Furosemide is a loop diuretic (water pill) that prevents your body from absorbing too much salt, allowing the salt to instead be passed in your urine.
Furosemide treats fluid retention in people with congestive heart failure, liver disease, or a kidney disorder such as nephrotic syndrome. This medication is also used to treat high blood pressure.
Dosage and direction
Take Furosemide exactly as it was prescribed for you. Do not take the medication in larger amounts, or take it for longer than recommended by your doctor. Follow the directions on your prescription label. Measure liquid medicine with a special dose-measuring spoon or cup, not a regular table spoon. If you do not have a dose-measuring device, ask your pharmacist for one.
Your doctor may occasionally change your dose to make sure you get the best results from this medication.
Avoid becoming dehydrated. Follow your doctor’s instructions about the type and amount of liquids you should drink while you are taking furosemide. Avoid exposure to sunlight or artificial UV rays (sunlamps or tanning beds). Use a sunscreen (minimum SPF 15) and wear protective clothing if you must be out in the sun.
Before using furosemide, tell your doctor if you have:
an allergy to sulfa drugs.
It is not known whether this medication is harmful to an unborn baby. Before taking furosemide, tell your doctor if you are pregnant or plan to become pregnant during treatment. Furosemide can pass into breast milk and may harm a nursing baby. Do not use this medication without telling your doctor if you are breast-feeding a baby.
Possible side effects
Get emergency medical help if you have any of these signs of an allergic reaction: hives; difficulty breathing; swelling of your face, lips, tongue, or throat. Stop using furosemide and call your doctor at once if you have any of these serious side effects:
dry mouth, thirst, nausea, vomiting;
feeling weak, drowsy, restless, or light-headed;
fast or uneven heartbeat;
muscle pain or weakness;
urinating less than usual or not at all;
easy bruising or bleeding, unusual weakness;
a red, blistering, peeling skin rash;
hearing loss; or
nausea, stomach pain, low fever, loss of appetite, dark urine, clay-colored stools, jaundice (yellowing of the skin or eyes).
Less serious Furosemide side effects may include:
diarrhea, constipation, or stomach pain;
numbness, burning, pain, or tingly feeling;
If you take sucralfate (Carafate), take it at least 2 hours before or after you take Furosemide. Tell your doctor about all the prescription and over-the-counter medications you use. This includes vitamins, minerals, herbal products, and drugs prescribed by other doctors. Do not start using a new medication without telling your doctor.
Furosemide is sometimes used only once, so you may not be on a dosing schedule. If you are using the medication regularly, take the missed dose as soon as you remember. If it is almost time for the next dose, skip the missed dose and wait until your next regularly scheduled dose. Do not take extra medicine to make up the missed dose.

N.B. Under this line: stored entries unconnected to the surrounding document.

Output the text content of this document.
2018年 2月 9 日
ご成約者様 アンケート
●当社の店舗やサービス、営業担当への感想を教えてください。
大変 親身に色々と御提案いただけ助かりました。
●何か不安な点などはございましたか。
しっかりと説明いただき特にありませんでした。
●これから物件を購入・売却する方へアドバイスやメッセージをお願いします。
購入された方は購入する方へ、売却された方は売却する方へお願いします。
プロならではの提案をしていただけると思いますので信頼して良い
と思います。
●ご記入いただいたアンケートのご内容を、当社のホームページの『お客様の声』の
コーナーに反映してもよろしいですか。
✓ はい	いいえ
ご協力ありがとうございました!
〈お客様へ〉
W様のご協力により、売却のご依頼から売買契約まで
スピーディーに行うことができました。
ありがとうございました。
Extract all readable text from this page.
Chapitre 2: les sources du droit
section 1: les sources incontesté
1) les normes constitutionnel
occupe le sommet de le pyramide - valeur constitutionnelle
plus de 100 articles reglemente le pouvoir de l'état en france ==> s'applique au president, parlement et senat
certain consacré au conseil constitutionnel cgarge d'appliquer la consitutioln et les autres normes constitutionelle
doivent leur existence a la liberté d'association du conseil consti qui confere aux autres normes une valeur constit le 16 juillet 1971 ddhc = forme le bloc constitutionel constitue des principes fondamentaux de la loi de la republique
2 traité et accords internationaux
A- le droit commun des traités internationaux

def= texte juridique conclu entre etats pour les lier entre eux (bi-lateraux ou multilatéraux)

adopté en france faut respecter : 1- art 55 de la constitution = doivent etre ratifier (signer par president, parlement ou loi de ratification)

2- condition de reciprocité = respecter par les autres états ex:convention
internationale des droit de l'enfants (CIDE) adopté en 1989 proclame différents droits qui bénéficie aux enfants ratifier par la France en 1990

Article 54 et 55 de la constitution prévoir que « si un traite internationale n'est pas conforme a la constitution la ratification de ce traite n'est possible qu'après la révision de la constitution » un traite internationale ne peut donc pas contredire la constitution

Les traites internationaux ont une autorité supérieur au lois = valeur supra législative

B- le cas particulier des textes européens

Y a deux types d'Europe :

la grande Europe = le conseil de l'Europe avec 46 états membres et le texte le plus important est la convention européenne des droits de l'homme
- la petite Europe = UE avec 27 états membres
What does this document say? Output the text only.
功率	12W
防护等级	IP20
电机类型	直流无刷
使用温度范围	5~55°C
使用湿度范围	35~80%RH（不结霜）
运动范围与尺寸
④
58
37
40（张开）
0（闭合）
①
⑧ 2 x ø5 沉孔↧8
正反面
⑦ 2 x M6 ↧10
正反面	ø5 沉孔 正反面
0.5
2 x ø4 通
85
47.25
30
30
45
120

Seek emergency medical attention if you think you have used too much of this medicine. Overdose symptoms may include ringing in your ears, loss of appetite, weakness, dizziness, confusion, feeling light-headed, or fainting.
Store Furosemide at room temperature away from heat, light, and moisture. Furosemide liquid medicine should be used within 60 to 90 days after opening the bottle. Ask your pharmacist how many days your medicine is good for. Throw away any unused liquid after that time has passed.